Considering this number, it is less surprising that the Buffalo Sabres also get the most number of points per player that manages to get into the NHL, at 101. They are the only team above 100 even beating out the Capitals and Penguins (91 each) who can boast players like Ovechkin, Semin, Crosby or Malkin. Their rank falls a bit when looking at it on a per game basis, but is still good.
When adjusting the statistics to a per game basis (i.e. the number of points per game scored by players drafted by a team) the Flyers make a somewhat surprising appearance on top, narrowly beating out the Penguins. The Capitals are fourth, but above them to my astonishment rank the Winnipeg Jets née Atlanta Thrashers, but then one might remember that Ilya Kovalchuk and Danny Heatley were drafted by that organization.

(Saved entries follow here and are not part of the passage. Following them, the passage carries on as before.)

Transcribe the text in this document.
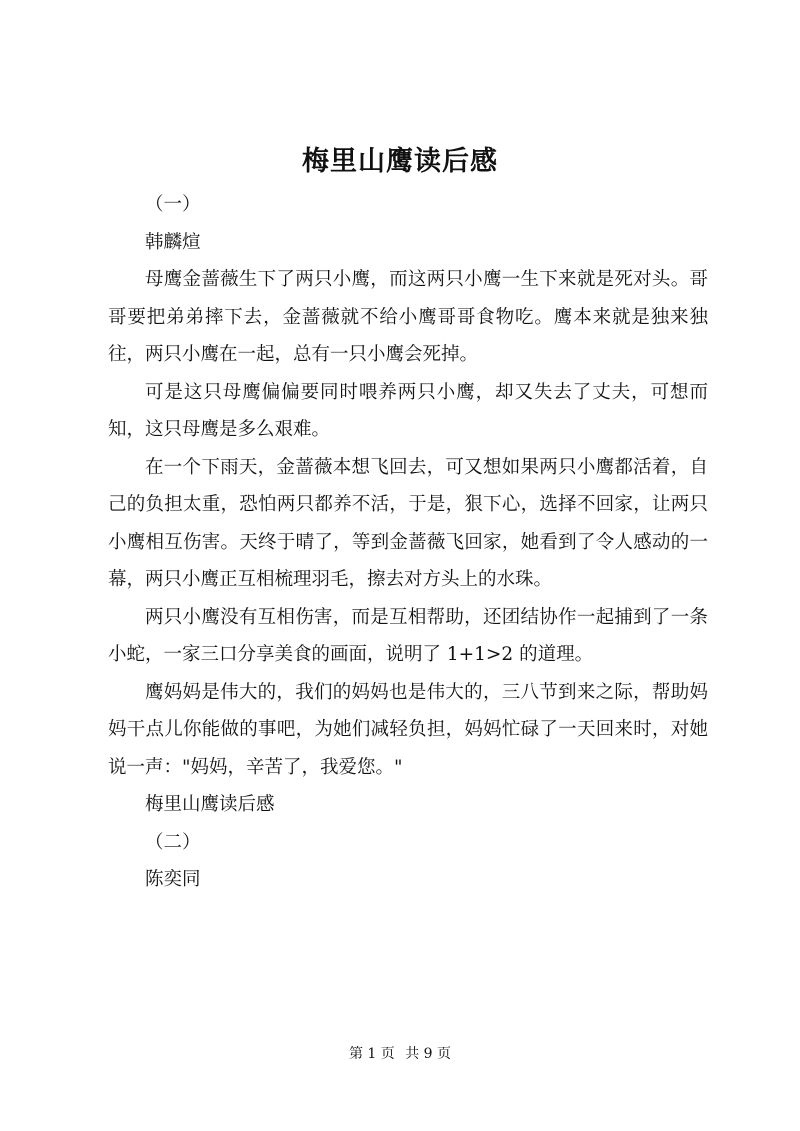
梅里山鹰读后感

（一）

韩麟煊

母鹰金蔷薇生下了两只小鹰，而这两只小鹰一生下来就是死对头。哥哥要把弟弟摔下去，金蔷薇就不给小鹰哥哥食物吃。鹰本来就是独来独往，两只小鹰在一起，总有一只小鹰会死掉。

可是这只母鹰偏偏要同时喂养两只小鹰，却又失去了丈夫，可想而知，这只母鹰是多么艰难。

在一个下雨天，金蔷薇本想飞回去，可又想如果两只小鹰都活着，自己的负担太重，恐怕两只都养不活，于是，狠下心，选择不回家，让两只小鹰相互伤害。天终于晴了，等到金蔷薇飞回家，她看到了令人感动的一幕，两只小鹰正互相梳理羽毛，擦去对方头上的水珠。

两只小鹰没有互相伤害，而是互相帮助，还团结协作一起捕到了一条小蛇，一家三口分享美食的画面，说明了 1+1>2 的道理。

鹰妈妈是伟大的，我们的妈妈也是伟大的，三八节到来之际，帮助妈妈干点儿你能做的事吧，为她们减轻负担，妈妈忙碌了一天回来时，对她说一声："妈妈，辛苦了，我爱您。"

梅里山鹰读后感

（二）

陈奕同

第 1 页 共 9 页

Detroit ranks in the middle of the pack here.
The team that seems to be doing worst at here is the Tampa Bay Lightning, who rank near the bottom of the NHL players per draft pick and are dead last in points per game played by their draft picks and games those draft picks even get to play in the NHL on average.
The Buffalo Sabres on the other hand have a very strong showing in this analysis. This also seems mostly through longevity of their drafted players.
While the Detroit Red Wings do not suck outright in developing NHL talent, it is still very surprising that so few players they have picked since 2000 actually managed to get into the NHL. The picks they have made and resulted in a points percentage ranking only around the middle of the NHL. The Red Wings management also has an approach to trading that can only be described as "ultra-conservative". Additionally it seems that they a hard time getting big ticket free agents sign there (e.g. Suter) and are reduced to picking up veterans on their last legs like Modano or Alfredsson. Zetterberg and Datsyuk aren't getting younger either.
Even Steve Yzerman doesn't seem to be doing too hot either in Tampa. Though the 10 years also taken into consideration in this analysis prior to his involvement are definitely a large part of the Lightning's miserable showing in this set of data, one should note that only 4 players of the 28 drafted by Yzerman have managed to make it to the NHL so far, and they have combined for 55 points in 159 games. Considering that Yzerman was groomed to be Detroit's next GM, this seems worrisome.
Taking all these factors into consideration one may very well wonder how long the Red Wings can keep up with the rest of the league.